Natural substances may provide the means to specifically target leukemia stem cells. One example is a medication – Synribo – that is already in use against CML. Synribo (homoharringtonine, now called omacetaxine) is derived from another yew variety: the Japanese or Korean plum yew (also called the cowtail pine). Synribo has been shown to be highly effective in people who have not responded to prior TKIs (Cortes and colleagues. Clin Lymphoma Myeloma Leuk 2013;13:584-591).
Other substances now being studied come from the world of food and drink. Sarsparilla, a beverage once used as a tonic, is derived from a flowering plant called Smilax (also known as catbriers, greenbriers and prickly ivy). Smilax root has long been used to treat inflammatory conditions, but is now being investigated for its anti-cancer properties (Seelinger and colleagues. Int J Oncol 2012;41:1164-1172).
Smilax was named after a nymph in Greek mythology, who was transformed into a plant after an unhappy love affair with Crocus, who changed into the flowering plant that bears his name. A happy coincidence is that the crocus has also been found to be toxic to leukemia cells, in part by blocking the CML cancer gene BCR-ABL (in a way that’s similar to how TKIs work) (Geromichalos and colleagues. Food Chem Toxicol 2014;74:45-50).
One of the cancer-fighting ingredients of crocus is the spice saffron.
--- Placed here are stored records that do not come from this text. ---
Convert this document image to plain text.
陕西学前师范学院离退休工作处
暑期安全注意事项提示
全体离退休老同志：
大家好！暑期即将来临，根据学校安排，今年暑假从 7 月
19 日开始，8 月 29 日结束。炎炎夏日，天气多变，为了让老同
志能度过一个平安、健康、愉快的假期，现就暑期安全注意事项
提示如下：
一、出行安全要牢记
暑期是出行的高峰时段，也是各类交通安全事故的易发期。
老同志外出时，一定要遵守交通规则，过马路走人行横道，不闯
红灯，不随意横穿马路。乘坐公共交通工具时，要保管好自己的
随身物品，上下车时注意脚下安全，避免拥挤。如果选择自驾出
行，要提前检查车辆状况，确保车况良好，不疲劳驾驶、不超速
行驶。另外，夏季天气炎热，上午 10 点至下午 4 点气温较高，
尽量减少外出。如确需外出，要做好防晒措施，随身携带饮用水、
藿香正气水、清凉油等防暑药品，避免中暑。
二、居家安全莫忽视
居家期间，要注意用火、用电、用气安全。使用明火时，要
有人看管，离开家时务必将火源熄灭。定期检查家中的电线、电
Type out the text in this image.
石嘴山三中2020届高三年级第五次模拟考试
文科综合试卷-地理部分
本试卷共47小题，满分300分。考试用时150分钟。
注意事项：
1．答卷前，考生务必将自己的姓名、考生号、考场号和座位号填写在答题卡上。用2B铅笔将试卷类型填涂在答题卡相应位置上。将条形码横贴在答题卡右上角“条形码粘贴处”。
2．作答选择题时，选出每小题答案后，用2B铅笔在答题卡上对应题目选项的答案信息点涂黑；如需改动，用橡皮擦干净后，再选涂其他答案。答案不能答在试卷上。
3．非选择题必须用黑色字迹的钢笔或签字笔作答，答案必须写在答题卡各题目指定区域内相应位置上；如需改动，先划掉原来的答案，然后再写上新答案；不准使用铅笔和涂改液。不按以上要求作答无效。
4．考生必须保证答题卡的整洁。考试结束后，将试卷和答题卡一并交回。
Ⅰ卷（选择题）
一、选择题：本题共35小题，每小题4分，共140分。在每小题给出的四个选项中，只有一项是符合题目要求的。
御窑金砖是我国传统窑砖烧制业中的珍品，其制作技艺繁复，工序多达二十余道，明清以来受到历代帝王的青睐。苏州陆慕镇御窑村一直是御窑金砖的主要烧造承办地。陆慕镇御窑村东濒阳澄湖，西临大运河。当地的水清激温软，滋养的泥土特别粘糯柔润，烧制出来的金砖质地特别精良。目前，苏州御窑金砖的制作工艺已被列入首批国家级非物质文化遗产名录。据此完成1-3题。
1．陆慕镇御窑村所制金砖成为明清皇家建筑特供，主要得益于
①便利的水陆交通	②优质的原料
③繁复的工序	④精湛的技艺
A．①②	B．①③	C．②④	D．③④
Another bright yellow spice, curcumin, which is derived from turmeric (a member of the ginger family), also has potent effects on CML. A recent laboratory study found that curcumin shut down BCR-ABL production, and inhibited the proliferation of CML cells in animals (Taverna and colleagues. Oncotarget 2015;6:21918-21933). Other studies of curcumin have found that it also has the ability to kill leukemic stem cells (Martinez-Castillo and colleagues. PLoS One 2016;11:e0165971).
Another important source of anti-cancer substances for researchers is traditional Chinese and Japanese medicines. Examples include the Chinese herb bái tóu wēng (Pulsatilla chinensis) (Liu and colleagues. Pharm Biol 2015;53:1-9); the herbal supplement Sho-Saiko-To (Yang and colleagues. Oncotarget 2014;5:8188-8201); and the Japanese bramble (Rubus parvifolius) (Ge and colleagues. Asian Pac J Cancer Prev 2014;15:5455-5461).
Perhaps the most unusual source of anti-cancer drugs is the jellyfish. Researchers have recently reported that jellyfish extract was effective at targeting and killing leukemic stem cells by inducing them to self-destruct in laboratory experiments (Ha and colleagues. Peer J 2017;5:e2895). All are being studied as possible anti-leukemia agents.
Studies of these and many other substances are ongoing. The results are preliminary, and taking any of these as supplements (if available) is not recommended. But the above research shows that scientists are busily ransacking nature’s storehouse in their search for a CML cure.